DAMPFSPERRE oder DAMPFBREMSE

27.11.2011



nachdem ich in mein altes KUPFERDACH (10 Grad Neigung) eine Hinterlüftung ZWISCHEN den Sparren eingebaut habe (ca 5 bis 6 cm Höhe des Lüftungsraumes), und das Dach gedämmt habe, stehe ich nun vor der Frage: Dampfsperre oder DAMPFBREMSE. Die Dämmschicht unter der Hinterlüftung besteht aus 25 cm Mineralwolle (die Sparren wurden aufgedoppelt).
Nun rät mir mein Architekt zu einer DAMPFSPERRE. Meine Frage lautet jetzt. Warum Dampfsperre. Welche Vor- oder Nachteile bringt mir in diesem Fall eine Dampfsperre. Kann ich mich nicht zumindest dort, wo keine Feuchträume unters Dach kommen, mit einer Dampfbremse begnügen. Vielen Dank für Ihre Stellungnahmen!



Dachdämmung



Das mit der Dampfsperre ist prinzipiell richtig.
Es gibt eine Belüftungsebene, so kann vorhandene und eventuell eingedrungene Sorptionsfeuchte ablüften. Ob die Belüftung dafür ausreicht, bleibt abzuwarten; auf jeden Fall besser als nichts.
Dampfbremsen werden dort eingesetzt, wo es keine bzw. nur unzulängliche Belüftungsmöglichkeiten gibt. Der klassische Fall ist die Dachschräge, wo bis an die Unterspannbahn herangedämmt wird. Hier soll die Dampfbremse eine gewisse Fehlertoleranz bieten, da eine absolut dichte Verlegung sehr schwer ist.
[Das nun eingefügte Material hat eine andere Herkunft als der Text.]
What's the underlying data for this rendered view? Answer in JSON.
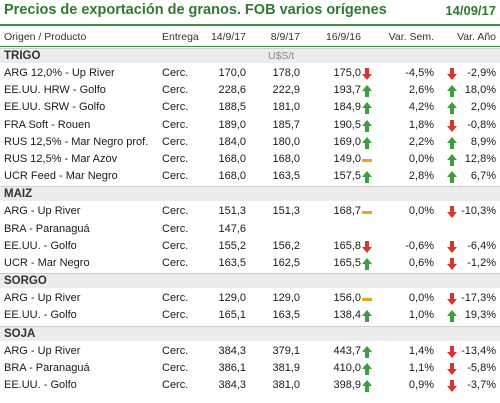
{
  "title": "Precios de exportación de granos. FOB varios orígenes",
  "date": "14/09/17",
  "headers": [
    "Origen / Producto",
    "Entrega",
    "14/9/17",
    "8/9/17",
    "16/9/16",
    "Var. Sem.",
    "Var. Año"
  ],
  "unit": "U$S/t",
  "colors": {
    "accent": "#2f7a2f",
    "up": "#3aa03a",
    "down": "#d9352c",
    "flat": "#f0a21b"
  },
  "sections": [
    {
      "name": "TRIGO",
      "rows": [
        {
          "name": "ARG 12,0% - Up River",
          "entrega": "Cerc.",
          "v1": "170,0",
          "v2": "178,0",
          "v3": "175,0",
          "sem_icon": "arrow-down",
          "sem": "-4,5%",
          "ano_icon": "arrow-down",
          "ano": "-2,9%"
        },
        {
          "name": "EE.UU. HRW - Golfo",
          "entrega": "Cerc.",
          "v1": "228,6",
          "v2": "222,9",
          "v3": "193,7",
          "sem_icon": "arrow-up",
          "sem": "2,6%",
          "ano_icon": "arrow-up",
          "ano": "18,0%"
        },
        {
          "name": "EE.UU. SRW - Golfo",
          "entrega": "Cerc.",
          "v1": "188,5",
          "v2": "181,0",
          "v3": "184,9",
          "sem_icon": "arrow-up",
          "sem": "4,2%",
          "ano_icon": "arrow-up",
          "ano": "2,0%"
        },
        {
          "name": "FRA Soft - Rouen",
          "entrega": "Cerc.",
          "v1": "189,0",
          "v2": "185,7",
          "v3": "190,5",
          "sem_icon": "arrow-up",
          "sem": "1,8%",
          "ano_icon": "arrow-down",
          "ano": "-0,8%"
        },
        {
          "name": "RUS 12,5% - Mar Negro prof.",
          "entrega": "Cerc.",
          "v1": "184,0",
          "v2": "180,0",
          "v3": "169,0",
          "sem_icon": "arrow-up",
          "sem": "2,2%",
          "ano_icon": "arrow-up",
          "ano": "8,9%"
        },
        {
          "name": "RUS 12,5% - Mar Azov",
          "entrega": "Cerc.",
          "v1": "168,0",
          "v2": "168,0",
          "v3": "149,0",
          "sem_icon": "flat",
          "sem": "0,0%",
          "ano_icon": "arrow-up",
          "ano": "12,8%"
        },
        {
          "name": "UCR Feed - Mar Negro",
          "entrega": "Cerc.",
          "v1": "168,0",
          "v2": "163,5",
          "v3": "157,5",
          "sem_icon": "arrow-up",
          "sem": "2,8%",
          "ano_icon": "arrow-up",
          "ano": "6,7%"
        }
      ]
    },
    {
      "name": "MAIZ",
      "rows": [
        {
          "name": "ARG - Up River",
          "entrega": "Cerc.",
          "v1": "151,3",
          "v2": "151,3",
          "v3": "168,7",
          "sem_icon": "flat",
          "sem": "0,0%",
          "ano_icon": "arrow-down",
          "ano": "-10,3%"
        },
        {
          "name": "BRA - Paranaguá",
          "entrega": "Cerc.",
          "v1": "147,6",
          "v2": "",
          "v3": "",
          "sem_icon": "",
          "sem": "",
          "ano_icon": "",
          "ano": ""
        },
        {
          "name": "EE.UU. - Golfo",
          "entrega": "Cerc.",
          "v1": "155,2",
          "v2": "156,2",
          "v3": "165,8",
          "sem_icon": "arrow-down",
          "sem": "-0,6%",
          "ano_icon": "arrow-down",
          "ano": "-6,4%"
        },
        {
          "name": "UCR - Mar Negro",
          "entrega": "Cerc.",
          "v1": "163,5",
          "v2": "162,5",
          "v3": "165,5",
          "sem_icon": "arrow-up",
          "sem": "0,6%",
          "ano_icon": "arrow-down",
          "ano": "-1,2%"
        }
      ]
    },
    {
      "name": "SORGO",
      "rows": [
        {
          "name": "ARG - Up River",
          "entrega": "Cerc.",
          "v1": "129,0",
          "v2": "129,0",
          "v3": "156,0",
          "sem_icon": "flat",
          "sem": "0,0%",
          "ano_icon": "arrow-down",
          "ano": "-17,3%"
        },
        {
          "name": "EE.UU. - Golfo",
          "entrega": "Cerc.",
          "v1": "165,1",
          "v2": "163,5",
          "v3": "138,4",
          "sem_icon": "arrow-up",
          "sem": "1,0%",
          "ano_icon": "arrow-up",
          "ano": "19,3%"
        }
      ]
    },
    {
      "name": "SOJA",
      "rows": [
        {
          "name": "ARG - Up River",
          "entrega": "Cerc.",
          "v1": "384,3",
          "v2": "379,1",
          "v3": "443,7",
          "sem_icon": "arrow-up",
          "sem": "1,4%",
          "ano_icon": "arrow-down",
          "ano": "-13,4%"
        },
        {
          "name": "BRA - Paranaguá",
          "entrega": "Cerc.",
          "v1": "386,1",
          "v2": "381,9",
          "v3": "410,0",
          "sem_icon": "arrow-up",
          "sem": "1,1%",
          "ano_icon": "arrow-down",
          "ano": "-5,8%"
        },
        {
          "name": "EE.UU. - Golfo",
          "entrega": "Cerc.",
          "v1": "384,3",
          "v2": "381,0",
          "v3": "398,9",
          "sem_icon": "arrow-up",
          "sem": "0,9%",
          "ano_icon": "arrow-down",
          "ano": "-3,7%"
        }
      ]
    }
  ]
}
Ein paar kleine Undichtigkeiten können neben Wärmeverlusten auch zu Kondensatbildungen auf der Dampfsperre zw. -bremse führen. In so einem Fall kann die Dampfbremse eine gewisse Rücktrocknung nach innen sichern.
Das funktioniert aber nur, wenn Sie den jeweils passenden Typ einer Dampfbremse auswählen. Es gibt Hygrodioden, feuchteadaptive D. und solche mit moderatem sd- Wert. Die falsche Wahl kann zu Schimmelbildung und bakteriellem Befall auf der Oberseite führen.
Also:
Die Dampfsperre und Miwo ist möglich.
Weichholzfaser als Dämmung wären feuchtetechnisch gesehen sicherer, haben aber schlechtere Dämmwerte. Ihr sommerlicher Hitzeschutz ist dafür besser.
Um eine ordentliche , luftdichte Verlegung kommen sie nicht herum.
Zu denken ich nehme eine Dampfbremse und brauche nicht mehr auf jedes Löchlein zu achten kann böse nach hinten losgehen.

Viele Grüße



danke für Ihre STellungnahme



eine DampfBREMSE habe ich deshalb erwogen, da ich davon ausging, dass die Feuchtebsorption durch DampfBREMSE sich günstig auf das Raumklima auswirken würde. Um eine ordentliche lückenlose Verlegung komme ich ja da auch nicht umhin.
Habe allerdings aus der Stellungnahme von Herrn Böttcher verstanden, dass ich mit einer DampfSPERRE auf der sicheren Seite bin. Gut zu wissen, vielen Dank



Dampfbremse



Noch mal zu Verständnis:
Eine Dampfbremse ist NICHT dazu da, den feuchten Mief aus einem Innenraum in die Dachkonstruktion und speziell die Dämmung auszutrocknen! Gerade das soll verhindert werden.
Die Funktion ist genau gegenteilig. Eventuell in die Dämmung eingetretene oder vorhandene Feuchte soll die Möglichkeit haben, nach innen auszutrocknen, wenn es keine hinterlüftete äußere Ebene gibt (Prinzip Warmdach).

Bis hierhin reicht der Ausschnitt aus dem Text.